Guinness Cameroun S.A has a long history of experimenting with variations of Guinness like Guinness Smooth, Guinness Chocolate Stout, and Guinness Triple Black—a dark spirit that first launched in Cameroon in 2018. Guinness Triple Black was made to mark the company’s 50th anniversary in Cameroon.
It’s just as well that the unbelievers are being offered alternatives, especially in parts of the country where some drinks are banned. When civil war broke out in Cameroon in 2017, there were calls for Southern Cameroonians to boycott beer brands that put money into the pockets of the government.
Some independence fighters trying to enforce the ban have allegedly maimed or killed people for selling or consuming what they now consider contraband in the war zone. There’s a whole new set of people drinking Guinness or Guinness products because it’s the safe thing to do.

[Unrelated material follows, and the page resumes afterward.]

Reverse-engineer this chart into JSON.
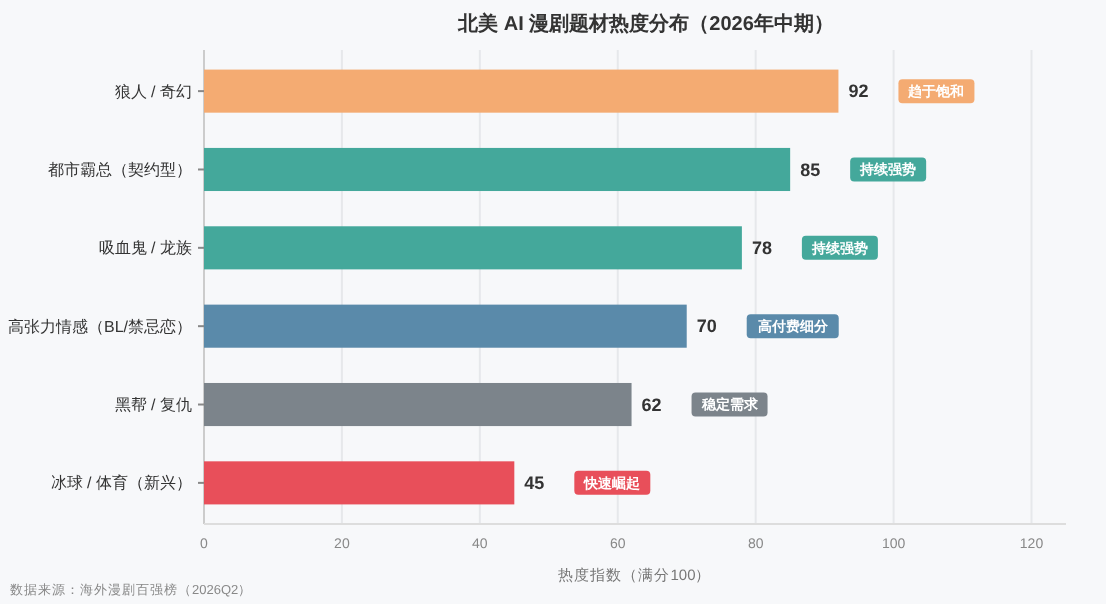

In other places, the fighters have taken the less violent route by placing tariffs on banned beers, but the most lucrative business comes from smugglers bringing in Guinness from neighboring Nigeria to satisfy the growing market.
Nigeria is the second-biggest consumer of Guinness globally, the kind of neighbor you want in times of desperate need. Nigeria and Cameroon are two of only six places where Guinness owns and runs its breweries. These two markets lead a continent where 40% of the world’s Guinness is brewed and sold.
Nigerian Guinness Foreign Extra Stout is cheaper, but Cameroonians think it’s weaker and aren’t keen on the taste. Blindfold a Cameroonian fanatic, and the disappointment on their face will tell you they’re drinking the neighbor’s poor substitute. Still, many would rather suffer the slight discomfort than drink any other beer.